Sedangkan Abuya asyik bercerita dan tidak pernah menghadap ke piring makanan yang ada di hadapannya seakan-akan kita melihat makanan yang ia makan itu bukan untuk kenyang akan tetapi sekedar menghilangkan lapar saja. Pada saat Abuya melihat jamaah sekelilingnya sudah merasa puas dengan makanan di hadapannya lalu Abuya membasuh tangannya dan diikuti oleh para jamaah sekaligus cerita Abuya diakhiri. Selanjutnya penulis memperhatikan makanan yang masih banyak tersisa di hadapan Abuya diangkat dan seterusnya panitia membagi-bagikan sebagai mengambil berkat dari makanan tersebut. Demikianlah penulis memperhatikan kaifiyat makan Abuya, bukan saja pada tempat ini tetapi di tempat lain juga demikian, bukan satu kali tetapi puluhan kali selama penulis mengikuti rombongan Abuya, dan bukan saja penulis memperhatikan akan tetapi ratusan orang ikut memperhatikan. Apabila penulis memperhatikan lebih jauh tentang kaifiyat makan Abuya, maka dapat dikatakan bahwa rohaniyah Abuya sudah cukup kenyang, oleh karena itu kenyang jasmaninya tidak diperhitungkan, sehingga dapat kita lihat Abuya tidak begitu serius menghadapi makanan. Setelah upacara makan bersama berakhir Abuya beristirahat dan para jamaah bubar menuju ke tempatnya masing-masing.

SHALAT ASHAR (HARI JUM’AT)
Setelah shalat ashar berjamaah dilaksanakan serta wirid-wirid dan doanya, Abuya duduk istirahat bersama jamaah seraya memberikan ceramah ringan. Dan di dalam kesempatan ini pula Abuya menerima tamu-tamunya yang berkunjung untuk menemuinya. Acara ini sampai menjelang waktu shalat maghrib.

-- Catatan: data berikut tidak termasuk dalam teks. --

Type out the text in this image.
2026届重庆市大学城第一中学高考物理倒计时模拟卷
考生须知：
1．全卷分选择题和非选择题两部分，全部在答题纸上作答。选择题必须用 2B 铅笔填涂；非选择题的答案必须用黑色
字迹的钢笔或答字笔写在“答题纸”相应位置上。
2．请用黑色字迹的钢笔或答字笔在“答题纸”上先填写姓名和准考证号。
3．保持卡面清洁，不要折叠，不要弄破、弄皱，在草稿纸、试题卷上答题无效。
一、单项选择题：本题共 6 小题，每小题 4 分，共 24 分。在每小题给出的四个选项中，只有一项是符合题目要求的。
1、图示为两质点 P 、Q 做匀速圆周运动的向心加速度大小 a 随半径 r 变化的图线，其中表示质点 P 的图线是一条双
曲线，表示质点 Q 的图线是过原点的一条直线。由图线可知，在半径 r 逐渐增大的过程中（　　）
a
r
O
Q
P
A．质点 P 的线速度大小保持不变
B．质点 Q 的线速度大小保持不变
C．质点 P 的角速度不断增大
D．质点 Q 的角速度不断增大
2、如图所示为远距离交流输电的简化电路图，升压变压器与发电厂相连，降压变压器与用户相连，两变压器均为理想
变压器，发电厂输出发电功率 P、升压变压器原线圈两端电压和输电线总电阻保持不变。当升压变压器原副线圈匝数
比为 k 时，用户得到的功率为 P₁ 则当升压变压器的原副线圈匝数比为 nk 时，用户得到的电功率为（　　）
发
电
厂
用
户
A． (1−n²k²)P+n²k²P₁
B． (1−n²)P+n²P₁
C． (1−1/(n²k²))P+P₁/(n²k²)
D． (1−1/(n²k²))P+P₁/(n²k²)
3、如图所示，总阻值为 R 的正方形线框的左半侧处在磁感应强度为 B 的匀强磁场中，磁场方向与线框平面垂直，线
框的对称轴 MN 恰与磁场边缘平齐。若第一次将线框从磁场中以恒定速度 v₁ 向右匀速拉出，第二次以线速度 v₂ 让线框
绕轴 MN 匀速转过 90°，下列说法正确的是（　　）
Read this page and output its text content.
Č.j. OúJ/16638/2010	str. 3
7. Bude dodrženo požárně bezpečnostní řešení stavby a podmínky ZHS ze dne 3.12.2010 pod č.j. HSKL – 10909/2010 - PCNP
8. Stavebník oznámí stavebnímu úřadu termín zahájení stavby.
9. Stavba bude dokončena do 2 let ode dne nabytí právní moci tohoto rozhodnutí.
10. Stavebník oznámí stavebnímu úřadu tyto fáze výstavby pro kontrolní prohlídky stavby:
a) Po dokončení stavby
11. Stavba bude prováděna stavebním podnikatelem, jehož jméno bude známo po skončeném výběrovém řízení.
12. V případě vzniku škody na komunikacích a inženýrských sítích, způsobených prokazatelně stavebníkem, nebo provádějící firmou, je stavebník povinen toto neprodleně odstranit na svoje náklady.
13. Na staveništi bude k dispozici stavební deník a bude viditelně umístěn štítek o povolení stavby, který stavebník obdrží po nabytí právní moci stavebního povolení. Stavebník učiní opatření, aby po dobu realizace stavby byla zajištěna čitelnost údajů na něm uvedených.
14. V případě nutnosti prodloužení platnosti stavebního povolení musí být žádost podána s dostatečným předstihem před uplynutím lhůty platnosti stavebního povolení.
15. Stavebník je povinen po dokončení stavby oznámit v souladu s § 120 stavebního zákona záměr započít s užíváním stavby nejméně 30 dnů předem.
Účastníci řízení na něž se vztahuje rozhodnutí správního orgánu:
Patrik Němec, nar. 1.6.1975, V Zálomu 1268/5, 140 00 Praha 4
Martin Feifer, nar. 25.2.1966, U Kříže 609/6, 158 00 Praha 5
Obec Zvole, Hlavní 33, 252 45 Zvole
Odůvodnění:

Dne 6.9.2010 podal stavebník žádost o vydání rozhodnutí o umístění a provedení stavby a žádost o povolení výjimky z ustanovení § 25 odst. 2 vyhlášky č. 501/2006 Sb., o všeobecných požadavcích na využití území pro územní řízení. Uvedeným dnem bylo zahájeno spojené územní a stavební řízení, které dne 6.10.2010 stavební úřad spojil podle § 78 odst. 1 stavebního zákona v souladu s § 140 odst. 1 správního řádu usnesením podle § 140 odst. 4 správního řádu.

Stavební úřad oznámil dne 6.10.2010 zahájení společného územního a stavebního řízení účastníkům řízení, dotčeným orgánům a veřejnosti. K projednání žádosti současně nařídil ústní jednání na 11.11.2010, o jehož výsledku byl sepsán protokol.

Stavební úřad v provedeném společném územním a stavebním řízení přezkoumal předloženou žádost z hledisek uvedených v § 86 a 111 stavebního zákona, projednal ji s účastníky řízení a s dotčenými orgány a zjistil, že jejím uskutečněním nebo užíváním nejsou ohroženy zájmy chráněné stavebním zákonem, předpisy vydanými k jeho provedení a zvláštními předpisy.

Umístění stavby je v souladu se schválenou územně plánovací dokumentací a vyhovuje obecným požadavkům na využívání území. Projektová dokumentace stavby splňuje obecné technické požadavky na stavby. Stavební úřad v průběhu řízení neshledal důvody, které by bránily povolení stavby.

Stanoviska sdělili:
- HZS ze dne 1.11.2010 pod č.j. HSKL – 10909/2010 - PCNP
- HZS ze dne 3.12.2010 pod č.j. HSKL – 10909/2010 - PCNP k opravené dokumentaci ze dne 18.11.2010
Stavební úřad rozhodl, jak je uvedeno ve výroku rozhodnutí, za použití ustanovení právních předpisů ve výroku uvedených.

SHALAT MAGHRIB (MALAM SABTU)
Seusai shalat maghrib dan doanya Abuya istirahat sampai waktu shalat isya. Selanjutnya wazhifah Abuya setelah shalat isya sampai jam istirahat hampir bersamaan dengan wazhifahnya pada malam jum’at.

SHALAT SHUBUH (HARI SABTU)
Seusai shalat shubuh berjamaah bersamaan dengan wirid dan doanya, jamaah meninggalkan mushalla, Abuya melanjutkan wiridnya sebagaimana biasa sampai kira-kira jam 10.00 siang. Di sinilah Abuya istirahat dan mengasuh untuk mengisikan waktu selanjutnya, kemudian Abuya bersama pengikutnya menuju ke sebuah madrasah tarbiyah yang letaknya di kedai labuhan haji yang jauhnya lebih kurang ½ km, untuk memberikan ceramah tauhid khusus dalam bidang nafi dan itsbat. Yang mana sebelumnya telah berkumpul murid-murid yang dekat maupun yang jauh untuk mengikuti ceramah tersebut. Lalu Abuya memulai kuliahnya dengan membaca sebaris dua, kitab yang menyangkut dengan masalah tauhid yang akan dibahaskan. Majlis ta’lim ini dibebaskan soal jawab dan masing-masing para hadirin juga dibenarkan untuk mengeluarkan pendapatnya, sehingga sewaktu-waktu masjlis ta’lim ini menjadi suatu forum diskusi yang hangat.
Majlis ini berlalu sampai jam 1.00 siang. Setelah majlis ini ditutup dengan doa Abuya dan pengikutnya menuju ke masjid kampung pauh untuk melaksanakan shalat zhuhur berjamaah, dan seusai shalat zhuhur beserta wiridnya Abuya menuju kediamannya kembali untuk makan siang bersama. Selanjutnya Abuya bersiap-siap untuk kembali ke Darussalam. Dan Abuyaberangkat bersama pengikutnya menuju Darussalam, Abuya tiba di Darussalam menjelang shalat zhuhur.

SHALAT ASHAR (HARI SABTU)
Seusai shalat ashar bersama dengan wirid-wiridnya Abuya memasuki rumah ummi yang telah ditentukan untuk beristirahat sampai menjelang shalat maghrib. Kemudian selanjutnya setelah shalat maghrib Abuya berwirid, biasanya sampai waktu shalat isya.

SHALAT ISYA (MALAM AHAD)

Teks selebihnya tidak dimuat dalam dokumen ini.